My first (full time) job: Becoming a laser printer, but first had to take duplicates of Microfiche. That bit was so boring I was almost literally bored to tears and couldn't wait to actually start on the laser machines. I was with the company for a little under 9 years though, and had my ups and downs. Perhaps my biggest disappointments early on was being overlooked for promotions to shift supervisor. I would train people on the machines, and apply for the supervisor position countless times, but was always overlooked because I wasn't very outspoken. To make matters worse, those that I trained would get the position that I wanted. Eventually though, a management change ended the run of bad luck and I was made supervisor. However the same thing happened when I wanted to get into the IT department, until once again, I managed to connect to one of the managers who was able to put a good word in for me. However that job was only short lived because I decided that I didn't want to be in the IT field, and I moved companies. Worked for this second company for just under 5 years doing more laser printing and I have just left my job to go and pursue study and hopefully change fields.

All said and done I had about 40 people sign my leaving card at the 1st company, and only about 8 this time around.
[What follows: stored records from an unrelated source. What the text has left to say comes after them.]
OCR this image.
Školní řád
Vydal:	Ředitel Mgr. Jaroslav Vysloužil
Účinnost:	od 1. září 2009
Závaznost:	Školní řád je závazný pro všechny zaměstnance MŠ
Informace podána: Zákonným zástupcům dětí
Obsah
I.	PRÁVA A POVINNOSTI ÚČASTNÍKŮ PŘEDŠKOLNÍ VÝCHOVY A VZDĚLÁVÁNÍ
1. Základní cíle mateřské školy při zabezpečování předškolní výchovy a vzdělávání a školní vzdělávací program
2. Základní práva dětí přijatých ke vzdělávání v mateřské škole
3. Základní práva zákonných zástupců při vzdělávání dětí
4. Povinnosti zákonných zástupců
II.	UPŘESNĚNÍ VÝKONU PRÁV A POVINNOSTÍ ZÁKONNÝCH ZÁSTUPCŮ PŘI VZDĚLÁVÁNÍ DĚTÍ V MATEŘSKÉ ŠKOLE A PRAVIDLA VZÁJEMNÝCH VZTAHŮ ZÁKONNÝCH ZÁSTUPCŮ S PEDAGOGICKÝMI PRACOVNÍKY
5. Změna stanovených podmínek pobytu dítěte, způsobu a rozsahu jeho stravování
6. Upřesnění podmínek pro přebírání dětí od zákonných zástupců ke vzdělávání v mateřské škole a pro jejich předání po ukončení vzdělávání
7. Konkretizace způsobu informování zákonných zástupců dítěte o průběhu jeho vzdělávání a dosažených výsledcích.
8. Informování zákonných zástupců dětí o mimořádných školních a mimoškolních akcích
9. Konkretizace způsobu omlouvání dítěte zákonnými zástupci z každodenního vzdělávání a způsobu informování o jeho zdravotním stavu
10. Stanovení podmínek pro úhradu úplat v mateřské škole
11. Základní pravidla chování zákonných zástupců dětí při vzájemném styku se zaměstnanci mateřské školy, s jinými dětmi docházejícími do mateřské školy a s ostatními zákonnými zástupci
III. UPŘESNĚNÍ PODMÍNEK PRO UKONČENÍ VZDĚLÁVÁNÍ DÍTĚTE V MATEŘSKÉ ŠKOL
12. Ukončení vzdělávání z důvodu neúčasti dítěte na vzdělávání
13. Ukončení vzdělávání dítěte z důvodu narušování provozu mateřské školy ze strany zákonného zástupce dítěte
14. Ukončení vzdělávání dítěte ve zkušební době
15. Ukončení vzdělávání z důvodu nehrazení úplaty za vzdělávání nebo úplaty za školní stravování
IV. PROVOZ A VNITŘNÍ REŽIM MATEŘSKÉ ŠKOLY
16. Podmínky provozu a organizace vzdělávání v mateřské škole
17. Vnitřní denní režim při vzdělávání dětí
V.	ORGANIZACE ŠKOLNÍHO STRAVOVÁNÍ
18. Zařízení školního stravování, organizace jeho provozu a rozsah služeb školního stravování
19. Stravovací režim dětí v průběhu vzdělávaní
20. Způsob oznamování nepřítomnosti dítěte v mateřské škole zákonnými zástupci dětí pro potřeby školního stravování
I guess from this perspective I connected to a lot of people in the 1st company, but still never made any close friends from it. I guess having a little bit of ambition can be a great driving force for connecting to people as I never had the ambition to go anywhere once I moved to the second company. I was just happy to remain low key. It was only meant to be a temporary job though, so to think that it almost lasted me 5 years is mind blowing.
 

eatamoose372

Active member
I just started my first job two weeks ago as a cashier/food bagger/phone-picker-uper at a fairly popular pizzaria.... Everytime that damn phone rings I have a mini heart attack and by the time the customer hangs up, I'm shaking and can barely breath. I also mess up the orders alot of the time because I'm too busy freaking out internally to even focus on what the customer's saying. I told my boss about my anxiety but he doesn't seem to grasp how bad it is and just brushes it off to me just being careless and unfocused. I'm trying to fight the urge to quit because I'm in desperate need of the money, but am finding this increasingly hard as the days go by. ehh, I'll probably get fired soon anyways -sigggghhhhhhhh-
 

LazyHermitCrab

Well-known member
First job (dairy department at grocery store) = Pure terror. After it was over a few tears came down in the car ride home >.>
 

WeirdyMcGee

Well-known member
My first job on a payroll was the day after my 15th birthday. (before then I'd been babysitting and maid services since I was 10 but my mom was the one who was responsible for me)
It was at a jewelry store/ handmade gifts shop.
I was always (and still am) terrified of doing things wrong and messing up.
Since I'm so horrible with numbers, it takes me extra long to look over numbers and make sure I'm ringing things in properly.
I'm scared that if I do one thing wrong, I'll be fired.

The night before starting I was very nervous, sick to my stomach, worrying about everything.
Every night after that, is pretty much the same, too-- always nervous; scared I'll do something wrong and get fired.

I got that job because my sister was leaving to go to university and recommended to the boss that I take over for her but less than a month after she left, he fired me and accused me of stealing because he hated me from the very beginning.
That same day that I was fired, I got offered a job at a restaurant and started working right away. XD I worked that job as well as a combination of 1 or 2 others at a time all the way through highschool.
I've probably had 14 or so jobs since then... reasons for leaving are usually because I have too much on my plate or I have to relocate.